I’m presently reading Mark Hertsgaard’s new book, Hot: Living Through the Next Fifty Years on Earth.
It’s a good summary of the science and a good view of what some companies and countries are doing to prepare for a hotter Earth. Basically, there are three ways to handle climate change: mitigation, adaptation, and suffering. Mitigation essentially means to stop emitting carbon as fast and as much as we can. Adaptation means that we will have to deal with the consequences of past, present, and future carbon emissions. And suffering, of course, means that these consequences will be painful. Hertsgaard makes the point that we will likely do all three.
Of course, how much suffering we will do depends on how much mitigation and adaptation we are able to accomplish. The lethal Chicago heat wave of 1995 and Hurricane Katrina of 2005 showed how much suffering extreme weather events can cause.
An excellent way to understand what climate change is likely to do to us over the next century is to look at the reinsurance industry and The Netherlands. The reinsurance industry is insurance for insurance companies. They backstop insurers who underwrite our homes and businesses. They are directly concerned with long-term consequences of climate change, since their business model depends on understanding it. Here the company discusses the links between global warming, extreme weather, and insurance losses.

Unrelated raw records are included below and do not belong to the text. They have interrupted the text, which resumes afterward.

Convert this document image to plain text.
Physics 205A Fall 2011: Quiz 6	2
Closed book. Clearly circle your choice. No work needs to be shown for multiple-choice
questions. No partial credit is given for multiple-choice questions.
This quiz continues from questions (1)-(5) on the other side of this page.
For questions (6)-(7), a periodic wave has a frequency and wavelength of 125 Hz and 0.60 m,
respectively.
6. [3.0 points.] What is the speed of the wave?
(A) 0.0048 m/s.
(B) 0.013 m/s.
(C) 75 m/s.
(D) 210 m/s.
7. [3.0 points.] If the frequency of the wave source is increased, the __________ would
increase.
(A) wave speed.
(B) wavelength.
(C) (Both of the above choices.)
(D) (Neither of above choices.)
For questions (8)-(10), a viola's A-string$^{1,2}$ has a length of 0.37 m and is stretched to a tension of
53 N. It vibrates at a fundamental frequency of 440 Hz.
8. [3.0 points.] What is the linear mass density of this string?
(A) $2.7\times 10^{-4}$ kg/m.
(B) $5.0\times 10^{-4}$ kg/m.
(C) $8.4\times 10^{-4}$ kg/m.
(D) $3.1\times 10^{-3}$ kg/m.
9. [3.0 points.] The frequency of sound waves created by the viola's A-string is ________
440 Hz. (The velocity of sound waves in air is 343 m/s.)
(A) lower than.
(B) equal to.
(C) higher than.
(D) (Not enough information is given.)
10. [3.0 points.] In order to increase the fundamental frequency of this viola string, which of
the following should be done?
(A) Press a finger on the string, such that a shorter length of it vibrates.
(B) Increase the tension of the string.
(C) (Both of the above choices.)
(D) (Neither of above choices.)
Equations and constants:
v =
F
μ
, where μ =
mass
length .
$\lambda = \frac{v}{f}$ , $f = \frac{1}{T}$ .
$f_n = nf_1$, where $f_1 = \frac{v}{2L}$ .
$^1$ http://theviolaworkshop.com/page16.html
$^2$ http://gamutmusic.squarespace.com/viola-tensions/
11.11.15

The Netherlands offers a model of how a country can respond to the long-term consequences of climate change. The country has launched a 200-year plan to adapt to rising ocean levels and increased river flooding. (Four major European rivers drain to the sea through the Netherlands.) The Dutch are no strangers to long-term planning–they have lived with flooding and ocean surges for centuries and have built an elaborate system of defenses. Their planning for global warming deals with flood and sea surge defenses, ensuring supplies of fresh water, and climate-proofing their urban areas.
Mitigation and adaptation efforts are stalled in the U.S. because of opposition by climate-change deniers bankrolled by the fossil-fuel industry. This is highly irresponsible and gambles with the future lives of our descendants. We need to take seriously what Munich Re and the Dutch are planning for.
In a future post, I’ll look at what local communities in the U.S. are doing to become climate resilient.